The virtualization angle is about using that margin to run more virtual machines on the box. Of course, this means that you lost the margin, the available CPU cycles. So, you may need to be careful about using those CPU cycles on a box with an important application for consolidation. You can still run the application in a virtualized VM. You just need to make sure that you don't give away the CPU margin to other VMs unless you can guarantee that when the important virtual machine needs those CPUs, that it can get them instantly, i.e. run the important VM with a higher priority for the physical resources than the other VMs assigned to that physical box.

Eliminating idle CPU is a worthy goal and offers the potential to save customers a lot of money. But, care needs to be taken to make sure that the critical applications in an enterprise are not squeezed when under load by this consolidation. Allocate sufficient CPU or add real time prioritization so that if the VM needs the resources then they are instantly available. Instant means instant. If it takes a couple of minutes to gain access to the resources then you may have reliability problems or lost business because of the poor response times while the VM is waiting.

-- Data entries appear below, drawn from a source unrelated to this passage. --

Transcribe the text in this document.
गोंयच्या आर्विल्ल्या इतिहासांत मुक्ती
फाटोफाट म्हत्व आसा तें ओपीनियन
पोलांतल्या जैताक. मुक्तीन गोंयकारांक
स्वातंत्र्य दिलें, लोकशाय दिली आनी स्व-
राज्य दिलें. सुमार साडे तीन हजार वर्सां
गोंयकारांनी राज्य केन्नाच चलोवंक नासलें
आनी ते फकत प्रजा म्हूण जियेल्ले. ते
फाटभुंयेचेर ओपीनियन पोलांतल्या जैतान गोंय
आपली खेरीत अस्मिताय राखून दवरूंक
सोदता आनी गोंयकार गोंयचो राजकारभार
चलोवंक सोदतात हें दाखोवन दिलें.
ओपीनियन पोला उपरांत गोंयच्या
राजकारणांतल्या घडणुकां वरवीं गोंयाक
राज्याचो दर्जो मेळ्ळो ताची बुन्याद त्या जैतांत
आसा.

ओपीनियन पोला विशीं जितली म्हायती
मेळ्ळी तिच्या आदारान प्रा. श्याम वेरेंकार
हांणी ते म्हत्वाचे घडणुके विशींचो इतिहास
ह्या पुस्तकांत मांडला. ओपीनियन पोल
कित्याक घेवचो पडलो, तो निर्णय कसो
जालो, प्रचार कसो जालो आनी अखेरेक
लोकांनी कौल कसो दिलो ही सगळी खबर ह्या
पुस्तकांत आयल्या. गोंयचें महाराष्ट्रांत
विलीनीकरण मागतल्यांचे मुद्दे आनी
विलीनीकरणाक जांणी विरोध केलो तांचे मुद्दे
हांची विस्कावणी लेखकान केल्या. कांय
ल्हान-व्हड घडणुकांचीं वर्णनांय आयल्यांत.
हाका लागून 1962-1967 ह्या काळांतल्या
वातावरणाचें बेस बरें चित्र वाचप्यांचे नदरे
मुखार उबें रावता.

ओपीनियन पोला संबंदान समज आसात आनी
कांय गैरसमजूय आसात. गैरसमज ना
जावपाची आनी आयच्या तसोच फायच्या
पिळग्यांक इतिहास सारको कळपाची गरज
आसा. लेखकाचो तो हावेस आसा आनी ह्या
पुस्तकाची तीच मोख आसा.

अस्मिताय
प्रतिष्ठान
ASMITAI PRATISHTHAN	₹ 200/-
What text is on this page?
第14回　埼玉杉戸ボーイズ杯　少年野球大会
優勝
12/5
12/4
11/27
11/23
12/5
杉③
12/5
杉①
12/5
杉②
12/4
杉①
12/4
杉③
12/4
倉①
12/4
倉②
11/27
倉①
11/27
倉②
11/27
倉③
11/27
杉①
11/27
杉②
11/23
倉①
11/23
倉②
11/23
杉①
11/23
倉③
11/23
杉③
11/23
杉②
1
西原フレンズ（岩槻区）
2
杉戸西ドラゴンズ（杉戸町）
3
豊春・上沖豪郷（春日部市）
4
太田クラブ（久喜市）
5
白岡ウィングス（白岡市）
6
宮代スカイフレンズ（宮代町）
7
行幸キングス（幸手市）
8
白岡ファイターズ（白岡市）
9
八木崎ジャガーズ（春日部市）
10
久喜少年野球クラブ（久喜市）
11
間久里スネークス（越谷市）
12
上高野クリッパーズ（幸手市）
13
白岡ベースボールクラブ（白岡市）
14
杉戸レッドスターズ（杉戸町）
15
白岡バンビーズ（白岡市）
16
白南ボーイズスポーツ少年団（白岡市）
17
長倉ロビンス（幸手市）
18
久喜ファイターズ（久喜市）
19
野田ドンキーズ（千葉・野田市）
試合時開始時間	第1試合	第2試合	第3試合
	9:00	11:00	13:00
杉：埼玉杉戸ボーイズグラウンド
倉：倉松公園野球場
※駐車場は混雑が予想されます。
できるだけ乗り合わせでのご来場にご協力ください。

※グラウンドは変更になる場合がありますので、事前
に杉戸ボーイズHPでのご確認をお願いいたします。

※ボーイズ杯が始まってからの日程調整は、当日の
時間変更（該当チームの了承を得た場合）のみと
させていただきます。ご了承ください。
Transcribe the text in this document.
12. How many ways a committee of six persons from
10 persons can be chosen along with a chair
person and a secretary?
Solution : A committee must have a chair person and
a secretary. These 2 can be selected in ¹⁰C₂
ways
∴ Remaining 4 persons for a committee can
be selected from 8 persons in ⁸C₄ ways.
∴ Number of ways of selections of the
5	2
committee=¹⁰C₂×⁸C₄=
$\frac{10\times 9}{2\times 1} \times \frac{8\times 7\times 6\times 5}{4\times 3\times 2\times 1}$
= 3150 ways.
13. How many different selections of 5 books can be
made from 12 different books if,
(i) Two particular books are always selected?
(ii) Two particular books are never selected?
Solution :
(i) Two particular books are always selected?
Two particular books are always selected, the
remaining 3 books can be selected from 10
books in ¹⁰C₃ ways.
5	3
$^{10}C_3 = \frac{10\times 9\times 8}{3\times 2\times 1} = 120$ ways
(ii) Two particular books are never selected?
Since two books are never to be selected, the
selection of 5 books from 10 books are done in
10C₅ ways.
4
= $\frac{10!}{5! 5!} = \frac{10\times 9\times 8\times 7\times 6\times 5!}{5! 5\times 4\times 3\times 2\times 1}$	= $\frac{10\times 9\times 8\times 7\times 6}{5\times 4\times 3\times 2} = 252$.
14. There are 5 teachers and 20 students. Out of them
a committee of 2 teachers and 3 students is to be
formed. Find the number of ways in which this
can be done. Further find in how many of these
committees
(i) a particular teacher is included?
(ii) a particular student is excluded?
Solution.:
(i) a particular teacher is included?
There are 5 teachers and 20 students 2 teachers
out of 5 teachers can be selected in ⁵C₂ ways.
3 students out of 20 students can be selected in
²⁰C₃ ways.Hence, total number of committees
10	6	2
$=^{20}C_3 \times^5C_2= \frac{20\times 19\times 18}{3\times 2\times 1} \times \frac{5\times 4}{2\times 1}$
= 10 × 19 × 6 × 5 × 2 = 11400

There are many types of application where a delay of a couple of minutes for this resource is acceptable, where the load builds slowly and you can provision in additional resource over time or the extra load can be antipicated using a calendar. But, there are some applications, like trading applications where the load can increase by a factor of 10 in a second and the application must be able to deal with that spike. Usually, these applications are overprovisioned by a factor of ten to anticipate this load. A virtualized environment would need to be carefully structured to allow the same flexibility when that load spike comes in.

So, the bottom line is, virtualization is a good thing. Care needs to be taken however when assigning VMs to physical boxes and setting up rules on priorities and how much spare CPU you leave on a physical box. If you don't do this then depending on the scenario, you'll likely have unhappy customers and business sponsors.

October 16, 2006 | Permalink


So... would a policy of overvirtualization be overvirutalizationism? Or would a company with a tendancy to do it be overvirtualizationistic?

Good points.. The problems I've had with virtualized systems are the fact that alot of users of these systems (developers or admins 'further down the line' that just get machine name/login info) end up running out of resources because they don't know or remember that they're really just using a slice of resources. CPU is easy to remember, but things like network and memory, especially if it's a dynamically shared resource with fractions being doled out to the virtual devices that might change. I think alot of these users have gotten used to a full GB pipe, so their batch job works great at 12am but at 8am when they only get 1/5th of their pipe it's all of a sudden a cow. Everyone is going to need to start thinking more virtualized, and treat ever resource as a dynamic quantity.